No, it doesn't apply well to functional mass gains or strength training. Higher rep stuff actually induces a high level of sarcoplasmic hypertrophy, which is just an extraneous portion of the muscle that doesn't actually contract. It's what bodybuilders go for since it makes them bulky. If you want myofibrillar hypertrophy to occur, you do low reps, high weight. Reps at 6 or under maximize myofibrillar hypertrophy.

This research doesn't really surprise me. I've known about Stuart Phillips and he does good research. A sample size of 15 is actually fine in this type of research, if their individuals are representative of the population. If you actually read the research, it will tell you what the conditions of choosing these subjects were.
 
Bah.

* This is primarily related to sarcoplasmic hypertrophy and not myofibrillar hypertrophy. Only the latter actually makes you stronger.

* How were subjects able to do 5-10 reps at 90 percent of 1RM? Most charts and personal experience will tell you that 3 reps is as good as it gets at 90 percent. 10 reps is in the 70-75 percent range.

* And most importantly, no discussion of how this applies to a long term routine. Progressive overload is a requirement to make progress: you must gradually increase the weight or the body stops adapting. The 30 percent weight might be "light" at first and let you get through ~25 reps, but next time you workout, you need to increase that a few pounds. Repeat this for a few months and I would bet an enormous amount of money that an athlete doing sets of ~25 will stall LONG before the athlete doing sets of ~5. Extremely long sets are much more grueling mentally and much harder to recover from.

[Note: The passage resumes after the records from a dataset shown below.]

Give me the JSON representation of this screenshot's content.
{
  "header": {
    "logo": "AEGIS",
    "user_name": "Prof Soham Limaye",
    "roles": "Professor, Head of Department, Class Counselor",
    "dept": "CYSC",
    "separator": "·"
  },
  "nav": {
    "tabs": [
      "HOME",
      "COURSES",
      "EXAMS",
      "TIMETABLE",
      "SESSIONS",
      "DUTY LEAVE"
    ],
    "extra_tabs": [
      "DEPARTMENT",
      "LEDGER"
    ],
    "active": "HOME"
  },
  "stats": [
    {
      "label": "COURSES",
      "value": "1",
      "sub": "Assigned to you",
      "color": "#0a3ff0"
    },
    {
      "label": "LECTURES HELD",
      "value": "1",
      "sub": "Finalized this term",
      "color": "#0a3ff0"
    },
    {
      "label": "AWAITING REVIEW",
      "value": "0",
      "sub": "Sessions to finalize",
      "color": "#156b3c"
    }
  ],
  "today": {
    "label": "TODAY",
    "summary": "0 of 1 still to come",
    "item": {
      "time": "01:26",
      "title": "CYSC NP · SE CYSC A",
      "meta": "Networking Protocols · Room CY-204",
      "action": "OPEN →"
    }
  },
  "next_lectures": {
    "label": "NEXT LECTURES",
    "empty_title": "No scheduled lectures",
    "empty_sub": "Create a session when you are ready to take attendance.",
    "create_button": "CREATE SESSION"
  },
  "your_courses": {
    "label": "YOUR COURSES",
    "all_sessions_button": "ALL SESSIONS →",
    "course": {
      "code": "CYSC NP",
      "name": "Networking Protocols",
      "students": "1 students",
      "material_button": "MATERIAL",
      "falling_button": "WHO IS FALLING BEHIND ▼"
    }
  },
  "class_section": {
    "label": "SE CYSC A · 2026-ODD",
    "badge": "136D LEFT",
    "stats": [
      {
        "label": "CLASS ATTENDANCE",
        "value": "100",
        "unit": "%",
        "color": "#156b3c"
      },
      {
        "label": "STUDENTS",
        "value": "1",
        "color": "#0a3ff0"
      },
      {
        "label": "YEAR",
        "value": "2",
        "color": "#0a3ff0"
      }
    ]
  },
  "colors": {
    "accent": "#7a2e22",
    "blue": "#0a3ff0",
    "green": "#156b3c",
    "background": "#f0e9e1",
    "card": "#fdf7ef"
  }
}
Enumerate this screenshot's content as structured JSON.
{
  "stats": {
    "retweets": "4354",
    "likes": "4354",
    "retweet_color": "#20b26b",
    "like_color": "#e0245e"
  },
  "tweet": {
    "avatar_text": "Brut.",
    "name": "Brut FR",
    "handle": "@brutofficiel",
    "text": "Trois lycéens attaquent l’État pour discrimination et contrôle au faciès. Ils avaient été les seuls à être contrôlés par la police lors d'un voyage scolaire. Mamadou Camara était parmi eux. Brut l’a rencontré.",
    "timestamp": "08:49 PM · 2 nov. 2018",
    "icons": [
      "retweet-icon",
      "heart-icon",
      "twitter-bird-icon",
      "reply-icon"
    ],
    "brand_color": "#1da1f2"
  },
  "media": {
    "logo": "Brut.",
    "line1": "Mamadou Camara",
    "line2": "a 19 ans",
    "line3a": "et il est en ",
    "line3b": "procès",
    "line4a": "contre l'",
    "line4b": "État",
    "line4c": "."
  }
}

Anyone who has done 20 rep squats knows how brutal it is and that you can only keep it up for a short time. I would love to see a group try a routine based around 25 reps for a year and see how they compare to another group doing sets of 5. My money is on the latter group being far bigger and stronger, if for no other reason than the fact that they'll actually be able to stick with the routine for a whole year.